Bishops plot revolution on Church teaching at secret Rome meeting
Catholic , Communion For Remarried , Homosexuality , Synod On The Family
Editor’s note: See the invitation and program for the meeting here.
ROME, May 29, 2015 (LifeSiteNews.com) — A private meeting convened by the presidents of the German, Swiss, and French bishops’ conferences was held on Monday at the Pontifical Gregorian University, the Jesuit university under the Holy See, in anticipation of the Synod on the Family to be held in October. The objective was clearly to push for changes in “pastoral practice” as regards Communion for the divorced and “remarried,” as well as the welcoming of Catholics living in “stable” same-sex unions.
Clearly, traditional Church teachings condemning contraception are also under attack, and more particularly Humanae vitae which has long been seen by progressives as the major repellent that caused many Catholics to distance themselves from the Church over the last half century.
A group of representatives of the meeting are said to have been received by the Pope at the end of the day.
Amongst the 50 or so participants, Cardinal Reinhard Marx was the star of the event. Marx is a member of Pope Francis’ “G9,” and well known for his support for the “Kasper agenda” and as a prominent defender of the “value” of homosexual unions. All were not promoters of radical pastoral changes in the Church, but many are known for their liberal approach.
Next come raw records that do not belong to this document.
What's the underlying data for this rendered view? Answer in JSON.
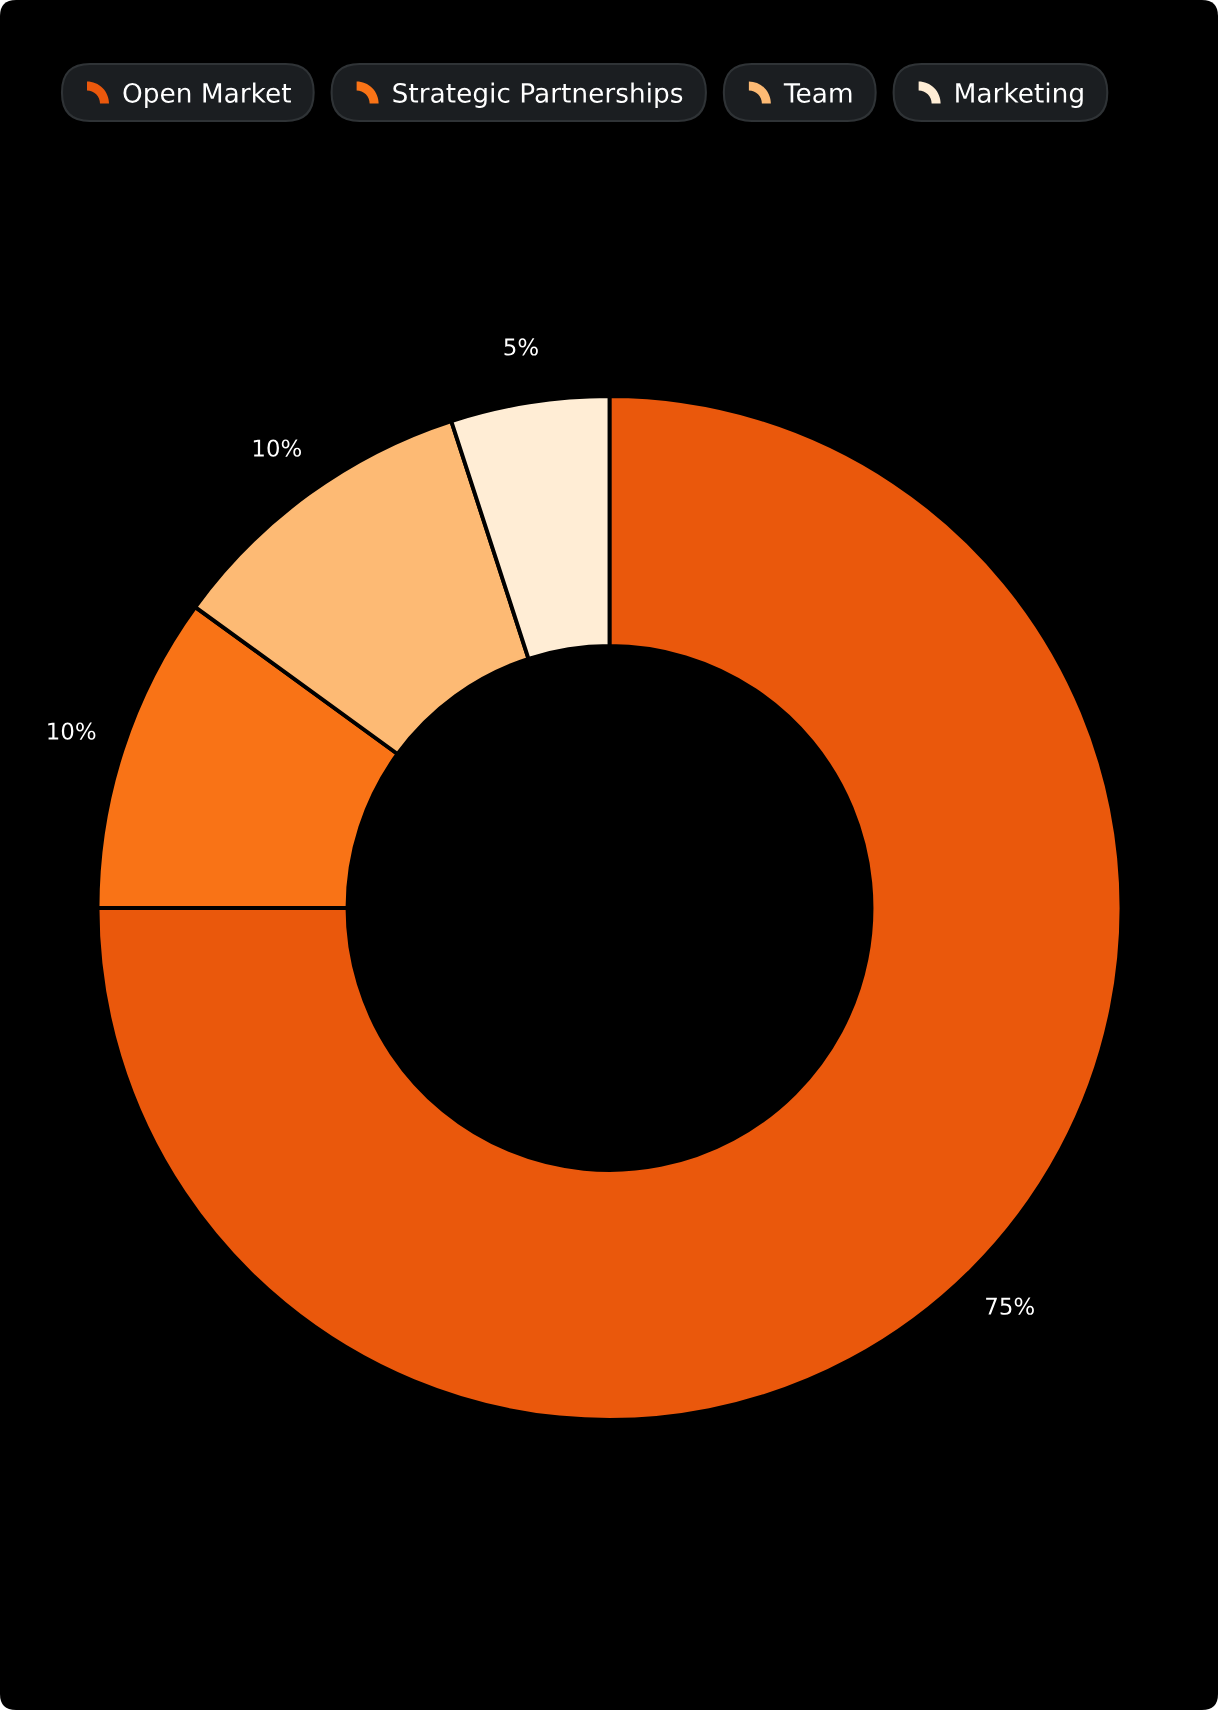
{
  "chart_data": {
    "type": "donut",
    "categories": [
      "Open Market",
      "Strategic Partnerships",
      "Team",
      "Marketing"
    ],
    "values": [
      75,
      10,
      10,
      5
    ],
    "colors": [
      "#ea580c",
      "#f97316",
      "#fdba74",
      "#ffedd5"
    ],
    "value_labels": [
      "75%",
      "10%",
      "10%",
      "5%"
    ],
    "legend": "top"
  }
}
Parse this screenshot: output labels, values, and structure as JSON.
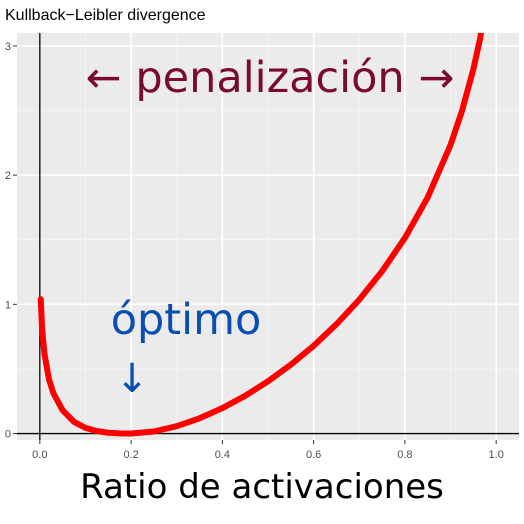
{
  "chart_data": {
    "type": "line",
    "title": "Kullback−Leibler divergence",
    "xlabel": "Ratio de activaciones",
    "ylabel": "",
    "xlim": [
      -0.05,
      1.05
    ],
    "ylim": [
      -0.05,
      3.1
    ],
    "x_ticks": [
      "0.0",
      "0.2",
      "0.4",
      "0.6",
      "0.8",
      "1.0"
    ],
    "x_tick_values": [
      0.0,
      0.2,
      0.4,
      0.6,
      0.8,
      1.0
    ],
    "y_ticks": [
      "0",
      "1",
      "2",
      "3"
    ],
    "y_tick_values": [
      0,
      1,
      2,
      3
    ],
    "grid": true,
    "series": [
      {
        "x": [
          0.002,
          0.005,
          0.01,
          0.02,
          0.03,
          0.05,
          0.075,
          0.1,
          0.125,
          0.15,
          0.175,
          0.2,
          0.25,
          0.3,
          0.35,
          0.4,
          0.45,
          0.5,
          0.55,
          0.6,
          0.65,
          0.7,
          0.75,
          0.8,
          0.85,
          0.9,
          0.925,
          0.95,
          0.965,
          0.98
        ],
        "y": [
          1.04,
          0.81,
          0.62,
          0.42,
          0.31,
          0.18,
          0.09,
          0.044,
          0.019,
          0.0063,
          0.0011,
          0.0,
          0.0158,
          0.057,
          0.118,
          0.197,
          0.292,
          0.404,
          0.533,
          0.679,
          0.846,
          1.036,
          1.256,
          1.514,
          1.828,
          2.234,
          2.496,
          2.82,
          3.06,
          3.4
        ],
        "color": "#ff0000"
      }
    ],
    "vline": {
      "x": 0.0
    },
    "hline": {
      "y": 0.0
    },
    "annotations": [
      {
        "id": "penalization",
        "text": "← penalización →",
        "color": "#7a0a2e"
      },
      {
        "id": "optimum",
        "text": "óptimo",
        "color": "#0a4fb0"
      },
      {
        "id": "optimum_arrow",
        "text": "↓",
        "color": "#0a4fb0"
      }
    ],
    "colors": {
      "panel": "#ebebeb",
      "grid_major": "#ffffff",
      "grid_minor": "#f5f5f5",
      "reference_lines": "#000000",
      "tick_text": "#4d4d4d"
    }
  }
}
The meeting had the stamp of officialdom due to the presence and implication of Archbishop Georges Pontier, the progressive head of the French Bishops’ Conference, Bishop Markus Büchel, his Swiss counterpart, and Marx. Büchel, who favors the ordination of women priests, was quoted before the opening of the Extraordinary Synod as saying that Pope Francis would not change doctrine nor touch the indissolubility of marriage, but that he did think there could be a new approach to pastoral praxis in line with Cardinal Kasper’s suggestions: “I hope we can make a step forward,” he said.
But while the invitation to the event was made in the name of the presidents of the bishops’ conferences, only those bishops invited were informed of the event and most bishops were not aware it was to take place.
Four other bishops took part in the “Day of Reflection”, including Mgr Jean-Luc Brunin from France who will represent France in the upcoming October Synod together with Mgr Pontier of Marseille and Cardinal Vingt-Trois of Paris. Also present on Monday was Mgr Bruno Feillet of Reims, France, substitute for the Synod, who is known to express a traditional stance on marriage and moral theology.
There were also theologians, professors, priests and even members of the media who were invited on the provision that they would not publish detailed reports of the meeting, the objective being to give them “background” in view of the Synod. The full list of participants was published by Edward Pentin, the respected Vaticanist of the National Catholic Register.
The proceedings took place behind closed doors, and all participants were required not to speak publicly about the meeting, especially concerning who said what.
The meeting would probably have been kept secret if Jean-Marie Guénois, of the French daily Le Figaro, had not leaked the information on May 23. Sources in Rome say the leak was clearly not planned by the organizers. Cardinal Reinhard Marx was visibly irritated and uneasy when hailed in the street as he was leaving the meeting. Edward Pentin adds the cardinal argued that he had every right to be there in a “private” capacity.
The fact that the information was leaked probably explains why the German bishops’ conference published a communiqué about the meeting but it says little more than the invitation to the event. The wording of the communiqué – translated by the Rorate caeli traditionalist blog – contains no overtly revolutionary statements but stresses the participants desire to approach Church teachings from a new standpoint, including “new insights from anthropology, as well as from sociology,” as well as taking into account new ways of living that “do not follow traditional patterns any more” in a “highly complex and pluralistic society.” In many ways, the wording of the communiqué points to the rationale of Cardinal Kasper and his followers, who aim to justify profound change in pastoral attitudes under the appearance of gaining more “credibility” with modern man.